No momento, falando legalmente e sócio-legalmente, a GNU GPL está num estágio muito interessante de seu desenvolvimento. Primeiramente, ela opera como um contrato social que une aqueles que desenvolvem software livre – isso é geralmente observado dentro das comunidades de software livre por causa das potenciais sanções às quais pode-se recorrer caso a licença não seja obedecida. Segundo, ela pretende ser uma licença de software de união ou interligação legal, como qualquer outra. Terceiro, Ela está sendo utilizada por grupos de software livre – tanto aqueles que desenvolvem quanto os que promovem – por todo o mundo, independentemente de jurisdição. Quarto, está sendo adaptada para a lei de cada país pelo projeto Creative Commons, da Stanford University – isso pode ser visto como um “tropicalismo” dessa licença. Quinto, eu conduzo um projeto em conjunto com o Consórcio de Software Livre, no qual estamos tentando aprovar uma lei de software livre, alinhada com o modelo já mencionado da lei de mercado. A princípio pensei que isso deveria ser aprovado pela mais alta corte legislativa internacional possível, mas então percebi que isso poderia ser feito no nível da Comunidade de Software, no nível nacional, regional e das comunidades também. Se o clima legal não for propício, as regiões ou municipalidades podem fazer uma declaração em favor desse tipo de legislação, o que poderá ser usado como uma forte ferramenta política.


O ATO DO SOFTWARE LIVRE: UMA RESPOSTA DEMOCRÁTICA PARA AS LEIS DE PROPRIEDADE INTELECTUAL?


Pressões que o software livre sofre:


  1. Ações vexatórias por infração do copyright – SCO x IBM.


  1. Ações de patentes.


  1. Violação de licença:


a) Copyright não reconhecido – questões de autoria tais como: Quem escreveu o que e onde?

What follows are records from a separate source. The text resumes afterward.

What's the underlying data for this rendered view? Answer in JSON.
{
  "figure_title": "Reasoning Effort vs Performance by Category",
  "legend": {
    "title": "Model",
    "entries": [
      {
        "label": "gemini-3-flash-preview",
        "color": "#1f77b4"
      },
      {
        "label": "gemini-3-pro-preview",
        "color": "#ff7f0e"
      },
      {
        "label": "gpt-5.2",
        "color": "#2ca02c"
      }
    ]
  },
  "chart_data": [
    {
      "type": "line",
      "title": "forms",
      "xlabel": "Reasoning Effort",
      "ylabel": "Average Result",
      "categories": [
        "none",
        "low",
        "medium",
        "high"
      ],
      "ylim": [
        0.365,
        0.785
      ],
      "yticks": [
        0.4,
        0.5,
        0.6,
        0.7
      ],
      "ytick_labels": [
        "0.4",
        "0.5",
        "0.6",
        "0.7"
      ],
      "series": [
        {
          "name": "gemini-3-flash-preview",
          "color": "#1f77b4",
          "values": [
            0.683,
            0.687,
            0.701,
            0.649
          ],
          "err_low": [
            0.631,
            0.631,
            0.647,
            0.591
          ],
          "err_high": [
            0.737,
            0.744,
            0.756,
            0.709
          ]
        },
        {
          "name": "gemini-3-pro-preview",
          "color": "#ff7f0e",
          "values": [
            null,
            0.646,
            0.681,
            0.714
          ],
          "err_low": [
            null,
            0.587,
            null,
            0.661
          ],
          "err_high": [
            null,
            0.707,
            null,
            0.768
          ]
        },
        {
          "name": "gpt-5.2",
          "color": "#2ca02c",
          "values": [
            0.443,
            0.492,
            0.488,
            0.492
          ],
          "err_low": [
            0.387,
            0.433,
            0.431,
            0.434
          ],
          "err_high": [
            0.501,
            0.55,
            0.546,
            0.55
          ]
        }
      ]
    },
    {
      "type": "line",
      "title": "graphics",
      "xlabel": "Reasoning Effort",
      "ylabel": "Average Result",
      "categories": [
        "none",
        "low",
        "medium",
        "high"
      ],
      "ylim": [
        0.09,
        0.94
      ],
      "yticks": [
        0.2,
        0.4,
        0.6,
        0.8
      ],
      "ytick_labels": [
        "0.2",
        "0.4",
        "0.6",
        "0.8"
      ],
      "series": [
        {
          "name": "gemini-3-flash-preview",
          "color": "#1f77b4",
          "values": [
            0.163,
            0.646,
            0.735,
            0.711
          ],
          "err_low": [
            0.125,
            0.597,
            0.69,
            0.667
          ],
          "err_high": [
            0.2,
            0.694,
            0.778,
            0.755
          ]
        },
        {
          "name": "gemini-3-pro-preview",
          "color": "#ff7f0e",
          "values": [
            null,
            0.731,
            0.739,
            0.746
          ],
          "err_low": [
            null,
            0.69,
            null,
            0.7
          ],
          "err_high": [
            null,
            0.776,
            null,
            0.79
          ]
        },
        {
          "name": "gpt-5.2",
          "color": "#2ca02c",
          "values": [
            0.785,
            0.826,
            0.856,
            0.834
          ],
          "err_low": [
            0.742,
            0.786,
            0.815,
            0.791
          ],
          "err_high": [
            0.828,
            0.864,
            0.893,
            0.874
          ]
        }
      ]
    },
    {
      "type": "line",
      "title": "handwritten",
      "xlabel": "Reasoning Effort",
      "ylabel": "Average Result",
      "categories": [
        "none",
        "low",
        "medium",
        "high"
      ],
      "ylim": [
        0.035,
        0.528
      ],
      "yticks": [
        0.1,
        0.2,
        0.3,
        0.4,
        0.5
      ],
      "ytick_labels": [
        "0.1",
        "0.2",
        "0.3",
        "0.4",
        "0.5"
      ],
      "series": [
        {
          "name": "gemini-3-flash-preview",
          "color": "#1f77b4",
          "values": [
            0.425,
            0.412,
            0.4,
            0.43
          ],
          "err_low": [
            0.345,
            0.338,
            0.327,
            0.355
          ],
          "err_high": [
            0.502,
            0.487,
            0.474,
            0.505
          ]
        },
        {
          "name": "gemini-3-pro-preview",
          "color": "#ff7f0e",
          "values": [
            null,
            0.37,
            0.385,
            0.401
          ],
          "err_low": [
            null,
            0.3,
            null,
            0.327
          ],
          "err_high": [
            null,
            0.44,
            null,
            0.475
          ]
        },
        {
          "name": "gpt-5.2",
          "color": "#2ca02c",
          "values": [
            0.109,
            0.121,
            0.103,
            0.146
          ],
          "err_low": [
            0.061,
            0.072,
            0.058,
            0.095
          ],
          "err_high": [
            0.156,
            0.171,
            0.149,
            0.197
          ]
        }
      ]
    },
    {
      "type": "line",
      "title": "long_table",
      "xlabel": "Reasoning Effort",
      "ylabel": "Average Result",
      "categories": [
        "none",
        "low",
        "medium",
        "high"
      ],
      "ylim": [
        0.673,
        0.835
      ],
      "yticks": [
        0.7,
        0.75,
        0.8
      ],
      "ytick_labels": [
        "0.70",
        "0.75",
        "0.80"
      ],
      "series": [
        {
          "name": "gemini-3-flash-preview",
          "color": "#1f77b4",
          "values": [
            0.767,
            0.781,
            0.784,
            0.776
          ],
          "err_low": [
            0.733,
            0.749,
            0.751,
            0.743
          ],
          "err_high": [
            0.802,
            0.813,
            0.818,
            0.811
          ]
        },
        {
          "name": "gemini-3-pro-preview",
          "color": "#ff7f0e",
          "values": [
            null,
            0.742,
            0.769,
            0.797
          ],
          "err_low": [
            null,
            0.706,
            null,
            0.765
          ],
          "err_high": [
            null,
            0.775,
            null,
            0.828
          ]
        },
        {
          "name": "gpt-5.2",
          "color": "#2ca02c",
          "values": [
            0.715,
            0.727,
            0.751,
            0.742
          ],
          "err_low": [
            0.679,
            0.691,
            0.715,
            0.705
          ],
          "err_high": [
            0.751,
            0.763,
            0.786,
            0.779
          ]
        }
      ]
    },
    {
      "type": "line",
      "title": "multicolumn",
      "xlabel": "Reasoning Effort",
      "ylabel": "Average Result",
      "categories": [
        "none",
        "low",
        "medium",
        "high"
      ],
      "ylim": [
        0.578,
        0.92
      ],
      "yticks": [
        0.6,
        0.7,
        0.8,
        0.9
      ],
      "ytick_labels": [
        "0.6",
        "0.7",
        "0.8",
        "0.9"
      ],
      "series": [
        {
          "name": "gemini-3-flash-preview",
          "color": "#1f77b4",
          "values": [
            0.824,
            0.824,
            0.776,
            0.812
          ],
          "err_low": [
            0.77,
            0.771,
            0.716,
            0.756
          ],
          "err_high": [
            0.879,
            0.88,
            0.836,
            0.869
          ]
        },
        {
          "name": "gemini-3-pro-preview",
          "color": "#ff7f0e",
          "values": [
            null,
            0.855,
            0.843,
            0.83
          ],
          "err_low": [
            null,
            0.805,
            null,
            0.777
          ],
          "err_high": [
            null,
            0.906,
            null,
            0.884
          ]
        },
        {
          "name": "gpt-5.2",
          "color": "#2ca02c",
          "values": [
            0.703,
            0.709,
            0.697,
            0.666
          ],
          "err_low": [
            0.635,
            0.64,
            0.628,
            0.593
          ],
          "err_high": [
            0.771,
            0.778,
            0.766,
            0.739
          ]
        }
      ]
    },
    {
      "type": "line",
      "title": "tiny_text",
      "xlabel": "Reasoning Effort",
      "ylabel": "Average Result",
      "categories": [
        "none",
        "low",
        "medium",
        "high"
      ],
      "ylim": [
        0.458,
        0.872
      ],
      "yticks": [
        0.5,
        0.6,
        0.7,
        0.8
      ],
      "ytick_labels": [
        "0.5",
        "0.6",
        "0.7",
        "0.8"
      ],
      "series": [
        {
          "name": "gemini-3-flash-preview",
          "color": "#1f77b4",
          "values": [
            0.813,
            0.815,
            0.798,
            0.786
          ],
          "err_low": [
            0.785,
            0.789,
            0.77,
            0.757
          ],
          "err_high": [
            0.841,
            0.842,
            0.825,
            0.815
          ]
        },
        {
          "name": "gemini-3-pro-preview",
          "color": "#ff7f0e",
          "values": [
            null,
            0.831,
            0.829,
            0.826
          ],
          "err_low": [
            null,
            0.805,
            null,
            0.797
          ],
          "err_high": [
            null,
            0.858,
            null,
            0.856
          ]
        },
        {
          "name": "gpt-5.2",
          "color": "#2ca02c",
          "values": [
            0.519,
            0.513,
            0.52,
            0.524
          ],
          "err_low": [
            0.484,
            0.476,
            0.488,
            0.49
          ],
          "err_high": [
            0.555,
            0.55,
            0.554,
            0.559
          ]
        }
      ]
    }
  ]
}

b) Cláusula de contrato não reconhecida.

  1. Violação em outra jurisdição onde a lei não se aplica.


  1. Fundos públicos sendo usados no desenvolvimento de software livre – ações judiciais vexatórias levam a uma publicidade negativa e podem terminar custando muito caro. Ameaças ao regime de licenciamento podem bloquear a adoção de software livre.


Soluções potenciais:


  1. Harmonizar a licença. Isso está sendo feito pelo Creative Commons e é uma solução parcial. Não atinge a questão da colaboração internacional para o desenvolvimento do software livre e não atinge a questão de patentes ou das ações judiciais vexatórias.


  1. Codificar a licença nacionalmente com a legislação e não com um contrato, a fim de unir terceiros, entendido que nenhum acordo tem de ser inserido. Isso deveria aplicar-se a todas as licenças de software livre, caso contrário poderia isolar a comunidade BSD (Berkerly Software Design).


  1. Oferecer proteção legal a todas as licenças, tanto por meio de harmonização ou codificação, e criar uma provisão padrão separada para qualquer um que não escolher uma licença. Isso poderia ser feito internacionalmente bem como nacionalmente. Blocos de comércio poderiam fazer uma declaração de suas intenções em relação ao software livre: um passo possível para o Mercosul?


  1. Se a licença não for legalizada, ela pode ser politizada com declarações estaduais e municipais.


O projeto do Ato do Software Livre teve início ano passado na Costa Rica, onde eu decidi começar a por em prática minhas teorias. Eu rascunhei a versão 1 do Ato do Software Livre, recolhi algum feedback e delineei as versões dois e três, as quais publiquei no Linux Journal e no Linux World. Acabei de fazer o projeto da versão 4, e esta se aproxima da completude de todos os termos que creio deveriam ser abordados. Nós, quero dizer, o Consórcio de Software Livre e eu estamos atualmente em diferentes estágios de discussão deste Ato com cinco instituições legislativas ao redor do mundo e o nosso objetivo é conseguir aprová-lo, uma vez que os ajustes necessários já foram feitos. As questões mais importantes são resistir à ameaça com relação a patentes, incluir os criadores de software livre no processo de elaboração e, por último, mas não menos importante, garantir que o software livre continue a crescer, florescer e substituir, sempre que possível, os softwares proprietários dispendiosos, instáveis e desnecessários.